1985 was the year a rising pop star named Madonna went supernova thanks to her starring role in the hit comedy Desperately Seeking Susan and her first blockbuster North American concert tour. But the singer didn’t look like the next big music sensation when she turned up on the set of the high school wrestling movie Vision Quest — which was released in February 1985, two months before Susan and the Virgin Tour — to film a small role as a nightclub singer serenading the movie’s stars, Matthew Modine and Linda Fiorentino.

“She looked like Boy George,” Modine tells Yahoo Movies. “The producers were saying this girl was going to be such a big star, but I remember people not really being impressed.” Even her songs left listeners cold. First, she performed the largely forgotten “Gambler,” followed by “Crazy for You,” which has since become a staple of proms around the world, but slightly underwhelmed listeners at the time. “We thought, ‘Oh, that’s a sweet song,‘” Modine says of hearing that slow dance anthem for the first time.

Within a year, though, the actor discovered just how big a star Madonna had become. While visiting Rome to discuss a potential film role, Modine saw a giant poster of the singer’s face, with “Crazy for You” printed in Italian. “I thought, ‘Oh, she must be doing a concert here.’ But then I looked at the poster a little bit closer and at the bottom I saw myself [in a scene from the film] with my arms in the air. The movie had gone from being a Matthew Modine movie that Madonna was in to a Madonna movie that Matthew Modine was in! That’s how fate would have it.”

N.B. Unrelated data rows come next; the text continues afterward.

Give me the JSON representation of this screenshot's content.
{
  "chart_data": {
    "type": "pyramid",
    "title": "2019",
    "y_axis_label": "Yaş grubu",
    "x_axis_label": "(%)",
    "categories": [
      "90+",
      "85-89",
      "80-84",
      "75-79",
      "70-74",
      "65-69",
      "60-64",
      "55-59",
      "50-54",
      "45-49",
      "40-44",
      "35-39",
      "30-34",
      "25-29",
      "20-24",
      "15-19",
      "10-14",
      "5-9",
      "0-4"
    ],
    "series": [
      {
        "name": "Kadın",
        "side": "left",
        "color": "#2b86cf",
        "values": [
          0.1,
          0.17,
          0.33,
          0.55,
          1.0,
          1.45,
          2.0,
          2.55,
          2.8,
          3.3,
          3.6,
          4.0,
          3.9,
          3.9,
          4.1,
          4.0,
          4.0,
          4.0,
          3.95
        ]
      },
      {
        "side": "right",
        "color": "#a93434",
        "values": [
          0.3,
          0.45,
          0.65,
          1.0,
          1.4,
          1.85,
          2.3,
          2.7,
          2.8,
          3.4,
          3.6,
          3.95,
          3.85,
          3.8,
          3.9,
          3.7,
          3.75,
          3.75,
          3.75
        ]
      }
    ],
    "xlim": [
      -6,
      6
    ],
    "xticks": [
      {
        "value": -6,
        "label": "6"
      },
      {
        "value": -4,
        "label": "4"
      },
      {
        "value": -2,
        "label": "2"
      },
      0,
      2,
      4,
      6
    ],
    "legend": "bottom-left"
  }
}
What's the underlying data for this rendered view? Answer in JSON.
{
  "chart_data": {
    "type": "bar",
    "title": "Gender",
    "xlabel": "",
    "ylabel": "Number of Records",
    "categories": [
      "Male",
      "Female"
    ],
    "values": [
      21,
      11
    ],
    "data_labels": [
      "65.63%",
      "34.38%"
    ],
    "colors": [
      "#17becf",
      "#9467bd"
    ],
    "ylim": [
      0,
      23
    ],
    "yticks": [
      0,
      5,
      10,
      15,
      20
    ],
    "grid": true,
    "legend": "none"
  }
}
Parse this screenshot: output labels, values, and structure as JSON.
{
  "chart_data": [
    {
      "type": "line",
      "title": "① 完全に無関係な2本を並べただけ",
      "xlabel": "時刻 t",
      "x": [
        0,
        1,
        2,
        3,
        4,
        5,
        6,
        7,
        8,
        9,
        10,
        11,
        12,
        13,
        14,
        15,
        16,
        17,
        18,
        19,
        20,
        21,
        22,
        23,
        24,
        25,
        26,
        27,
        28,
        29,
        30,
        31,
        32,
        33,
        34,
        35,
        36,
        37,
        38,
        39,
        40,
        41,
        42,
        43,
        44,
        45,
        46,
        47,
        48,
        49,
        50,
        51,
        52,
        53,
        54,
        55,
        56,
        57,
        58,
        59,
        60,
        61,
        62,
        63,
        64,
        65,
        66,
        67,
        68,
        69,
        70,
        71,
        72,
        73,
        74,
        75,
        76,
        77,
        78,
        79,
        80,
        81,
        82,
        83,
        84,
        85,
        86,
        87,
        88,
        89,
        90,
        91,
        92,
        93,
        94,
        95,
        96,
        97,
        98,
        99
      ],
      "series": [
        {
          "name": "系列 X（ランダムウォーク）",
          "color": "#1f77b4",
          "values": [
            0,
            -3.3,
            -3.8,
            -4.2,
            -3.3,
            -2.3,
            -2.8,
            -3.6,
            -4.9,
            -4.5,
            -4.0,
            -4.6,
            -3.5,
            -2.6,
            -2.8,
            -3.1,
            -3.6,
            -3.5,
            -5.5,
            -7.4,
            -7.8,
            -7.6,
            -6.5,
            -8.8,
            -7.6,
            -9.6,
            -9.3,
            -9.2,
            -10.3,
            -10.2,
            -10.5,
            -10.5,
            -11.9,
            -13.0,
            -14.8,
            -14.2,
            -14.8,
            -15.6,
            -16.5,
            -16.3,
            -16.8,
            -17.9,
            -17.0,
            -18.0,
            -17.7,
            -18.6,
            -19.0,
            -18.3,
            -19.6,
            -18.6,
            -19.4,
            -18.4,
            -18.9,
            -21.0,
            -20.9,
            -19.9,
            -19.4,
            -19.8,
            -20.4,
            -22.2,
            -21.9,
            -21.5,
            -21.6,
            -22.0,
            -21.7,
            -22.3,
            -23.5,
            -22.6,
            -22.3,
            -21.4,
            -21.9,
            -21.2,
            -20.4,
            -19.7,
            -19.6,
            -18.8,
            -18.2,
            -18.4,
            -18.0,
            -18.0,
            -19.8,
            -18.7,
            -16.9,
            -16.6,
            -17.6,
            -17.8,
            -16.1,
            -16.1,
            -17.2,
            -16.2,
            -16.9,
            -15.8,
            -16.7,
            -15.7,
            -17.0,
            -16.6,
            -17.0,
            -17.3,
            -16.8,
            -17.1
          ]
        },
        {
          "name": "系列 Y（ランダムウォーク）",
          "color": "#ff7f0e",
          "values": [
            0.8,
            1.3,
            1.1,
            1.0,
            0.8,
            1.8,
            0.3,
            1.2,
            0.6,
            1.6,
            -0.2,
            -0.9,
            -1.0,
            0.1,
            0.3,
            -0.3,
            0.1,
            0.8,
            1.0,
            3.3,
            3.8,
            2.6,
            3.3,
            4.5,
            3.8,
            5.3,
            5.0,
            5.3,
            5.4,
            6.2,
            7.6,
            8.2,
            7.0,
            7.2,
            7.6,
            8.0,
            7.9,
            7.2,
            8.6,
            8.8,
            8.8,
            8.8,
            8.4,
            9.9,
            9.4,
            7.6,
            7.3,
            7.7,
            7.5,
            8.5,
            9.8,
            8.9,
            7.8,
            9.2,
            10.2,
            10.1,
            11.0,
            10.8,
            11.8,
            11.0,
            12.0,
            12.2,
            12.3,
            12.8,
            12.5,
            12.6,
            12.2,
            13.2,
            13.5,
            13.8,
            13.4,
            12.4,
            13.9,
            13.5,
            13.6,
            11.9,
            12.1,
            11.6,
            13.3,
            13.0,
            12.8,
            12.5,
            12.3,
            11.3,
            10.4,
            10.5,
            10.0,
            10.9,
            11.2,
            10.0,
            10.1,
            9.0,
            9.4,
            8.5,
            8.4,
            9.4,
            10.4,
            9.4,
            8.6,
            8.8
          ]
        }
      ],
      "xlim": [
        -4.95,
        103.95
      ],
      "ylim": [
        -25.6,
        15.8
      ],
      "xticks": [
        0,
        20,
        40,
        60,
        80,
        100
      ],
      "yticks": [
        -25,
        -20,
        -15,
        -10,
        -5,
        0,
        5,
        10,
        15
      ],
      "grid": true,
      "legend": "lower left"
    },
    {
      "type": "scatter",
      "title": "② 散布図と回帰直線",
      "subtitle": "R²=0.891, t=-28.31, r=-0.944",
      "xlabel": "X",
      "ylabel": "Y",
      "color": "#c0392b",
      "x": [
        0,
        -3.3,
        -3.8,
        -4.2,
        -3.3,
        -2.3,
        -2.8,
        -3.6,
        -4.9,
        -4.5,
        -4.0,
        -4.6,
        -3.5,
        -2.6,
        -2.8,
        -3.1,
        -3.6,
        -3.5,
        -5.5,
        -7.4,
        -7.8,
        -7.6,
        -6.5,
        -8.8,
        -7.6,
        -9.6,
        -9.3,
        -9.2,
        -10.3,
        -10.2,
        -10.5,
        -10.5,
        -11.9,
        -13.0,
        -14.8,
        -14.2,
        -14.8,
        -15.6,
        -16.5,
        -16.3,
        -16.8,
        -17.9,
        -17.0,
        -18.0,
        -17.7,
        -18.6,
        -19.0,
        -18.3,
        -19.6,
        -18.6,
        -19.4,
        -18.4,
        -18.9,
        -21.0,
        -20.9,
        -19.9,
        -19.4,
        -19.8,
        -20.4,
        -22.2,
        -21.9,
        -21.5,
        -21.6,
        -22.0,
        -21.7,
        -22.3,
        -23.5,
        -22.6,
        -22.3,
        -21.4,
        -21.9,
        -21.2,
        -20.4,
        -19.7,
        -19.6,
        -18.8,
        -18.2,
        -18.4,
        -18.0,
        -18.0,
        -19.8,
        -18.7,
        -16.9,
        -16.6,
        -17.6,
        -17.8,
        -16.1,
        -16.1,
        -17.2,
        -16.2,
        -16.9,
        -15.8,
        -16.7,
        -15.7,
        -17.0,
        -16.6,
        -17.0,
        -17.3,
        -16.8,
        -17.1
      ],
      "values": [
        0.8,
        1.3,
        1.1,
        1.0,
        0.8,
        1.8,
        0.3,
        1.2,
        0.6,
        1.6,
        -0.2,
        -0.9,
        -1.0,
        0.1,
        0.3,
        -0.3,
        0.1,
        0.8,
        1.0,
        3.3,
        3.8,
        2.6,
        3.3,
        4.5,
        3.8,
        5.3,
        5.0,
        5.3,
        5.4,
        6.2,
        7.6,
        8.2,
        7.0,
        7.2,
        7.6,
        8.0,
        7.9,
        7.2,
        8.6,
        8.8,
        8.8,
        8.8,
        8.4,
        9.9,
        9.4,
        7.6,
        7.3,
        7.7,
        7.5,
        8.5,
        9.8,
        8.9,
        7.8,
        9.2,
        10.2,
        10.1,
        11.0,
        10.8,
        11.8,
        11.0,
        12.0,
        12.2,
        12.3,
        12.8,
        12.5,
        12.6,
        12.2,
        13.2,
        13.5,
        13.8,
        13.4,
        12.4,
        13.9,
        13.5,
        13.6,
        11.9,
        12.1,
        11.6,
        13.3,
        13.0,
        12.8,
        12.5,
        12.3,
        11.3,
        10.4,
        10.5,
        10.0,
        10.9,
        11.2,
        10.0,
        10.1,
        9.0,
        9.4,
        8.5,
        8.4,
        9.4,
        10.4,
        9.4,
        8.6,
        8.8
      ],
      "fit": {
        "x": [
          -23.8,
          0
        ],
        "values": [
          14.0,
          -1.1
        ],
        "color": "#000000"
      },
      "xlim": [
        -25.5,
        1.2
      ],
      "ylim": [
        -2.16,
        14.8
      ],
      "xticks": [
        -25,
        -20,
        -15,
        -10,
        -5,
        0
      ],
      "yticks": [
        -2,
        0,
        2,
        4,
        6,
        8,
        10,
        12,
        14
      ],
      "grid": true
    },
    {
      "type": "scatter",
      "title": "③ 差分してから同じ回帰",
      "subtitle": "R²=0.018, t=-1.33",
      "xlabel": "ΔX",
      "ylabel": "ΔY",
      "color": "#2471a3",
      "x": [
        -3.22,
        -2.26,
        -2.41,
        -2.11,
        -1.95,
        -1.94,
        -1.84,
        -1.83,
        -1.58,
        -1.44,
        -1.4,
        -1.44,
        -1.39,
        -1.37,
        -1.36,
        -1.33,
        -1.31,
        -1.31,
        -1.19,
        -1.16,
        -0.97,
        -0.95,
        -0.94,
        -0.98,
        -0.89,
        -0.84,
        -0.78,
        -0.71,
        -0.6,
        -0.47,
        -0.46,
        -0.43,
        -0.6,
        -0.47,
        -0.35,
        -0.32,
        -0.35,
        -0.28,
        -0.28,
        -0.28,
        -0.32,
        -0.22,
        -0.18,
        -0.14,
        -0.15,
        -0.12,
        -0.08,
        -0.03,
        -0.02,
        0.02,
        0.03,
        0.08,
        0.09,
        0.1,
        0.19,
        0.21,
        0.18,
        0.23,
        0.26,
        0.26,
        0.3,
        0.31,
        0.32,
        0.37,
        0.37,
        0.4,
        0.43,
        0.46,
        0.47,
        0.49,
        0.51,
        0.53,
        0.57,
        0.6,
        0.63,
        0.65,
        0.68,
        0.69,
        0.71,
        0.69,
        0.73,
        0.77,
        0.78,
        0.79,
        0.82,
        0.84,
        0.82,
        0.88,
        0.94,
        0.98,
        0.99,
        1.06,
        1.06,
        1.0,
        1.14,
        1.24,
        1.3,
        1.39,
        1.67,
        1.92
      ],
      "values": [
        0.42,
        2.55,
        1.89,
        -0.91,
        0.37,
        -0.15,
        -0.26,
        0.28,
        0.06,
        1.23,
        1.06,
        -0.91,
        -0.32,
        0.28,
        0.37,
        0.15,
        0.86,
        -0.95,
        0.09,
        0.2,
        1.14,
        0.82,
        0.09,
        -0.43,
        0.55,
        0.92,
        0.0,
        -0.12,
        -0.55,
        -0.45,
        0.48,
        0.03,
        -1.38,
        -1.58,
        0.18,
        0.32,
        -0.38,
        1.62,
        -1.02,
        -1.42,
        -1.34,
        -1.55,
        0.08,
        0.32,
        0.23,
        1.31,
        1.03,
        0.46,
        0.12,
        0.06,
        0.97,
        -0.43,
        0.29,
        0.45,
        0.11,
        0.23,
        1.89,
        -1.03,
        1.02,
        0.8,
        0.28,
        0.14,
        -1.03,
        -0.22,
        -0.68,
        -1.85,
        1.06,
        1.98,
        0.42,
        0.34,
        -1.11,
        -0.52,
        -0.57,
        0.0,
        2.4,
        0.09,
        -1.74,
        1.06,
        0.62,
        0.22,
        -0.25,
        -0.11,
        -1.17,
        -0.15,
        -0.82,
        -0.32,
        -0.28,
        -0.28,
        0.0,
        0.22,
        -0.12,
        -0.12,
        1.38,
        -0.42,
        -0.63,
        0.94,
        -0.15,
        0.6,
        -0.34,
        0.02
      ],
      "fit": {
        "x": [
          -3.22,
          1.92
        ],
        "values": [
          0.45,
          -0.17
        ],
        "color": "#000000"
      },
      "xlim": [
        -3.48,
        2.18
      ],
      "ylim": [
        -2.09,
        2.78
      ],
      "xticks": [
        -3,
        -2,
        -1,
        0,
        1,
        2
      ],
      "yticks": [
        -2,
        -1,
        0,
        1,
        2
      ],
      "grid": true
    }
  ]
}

Watch Madonna’s “Crazy for You” video from Vision Quest:

Thirty-two years later, Vision Quest‘s Madonna-scored montages are among the highlights of a teen sports movie that’s clearly made in the image of The Karate Kid — a box-office sensation the year prior — but has its own unique moves. Available for the first time on Blu-ray, Vision Quest is notable for how it avoids giving the underdog hero, Lowden Swain (Modine), a Cobra Kai-style nemesis to defeat on the wrestling mat. Instead, his final opponent, Brian Shute (Frank Jasper), is presented as a decent guy who is on his own “vision quest” — a self-imposed rite of passage that leads teenagers into adulthood. In Lowden’s case, that quest involves dropping 22 pounds to wrestle Brian, who is in a lower weight class.

And when the two meet before their climactic match, Shute reveals himself to be anything but a Johnny Lawrence clone. “He’s a good athlete trying to be the best athlete,” Modine says of Jasper’s character. “He’s not this monster Lowden is going to slay. Anyone who has ever put on a wrestling singlet knows that the person you’re actually wrestling is yourself. It’s about discovering what your own personal strengths and weaknesses are.” In fact, in the novel that inspired the film, author Terry Davis declined to reveal the outcome of the Swain vs. Shute throwdown, from which Lowden emerges the victor onscreen.

“It’s just about him achieving his goal of being there to wrestle Brian,” Modine says. “Of course, with a movie we want a little bit more than that. We want that euphoric moment of seeing a person accomplishing their goal. There’s been talk about remaking this movie, but I think whenever a screenwriter tries to approach it from a 2017 perspective, it’s impossible to make. The world that Lowden Swain exists in is so different than the world we live in today.”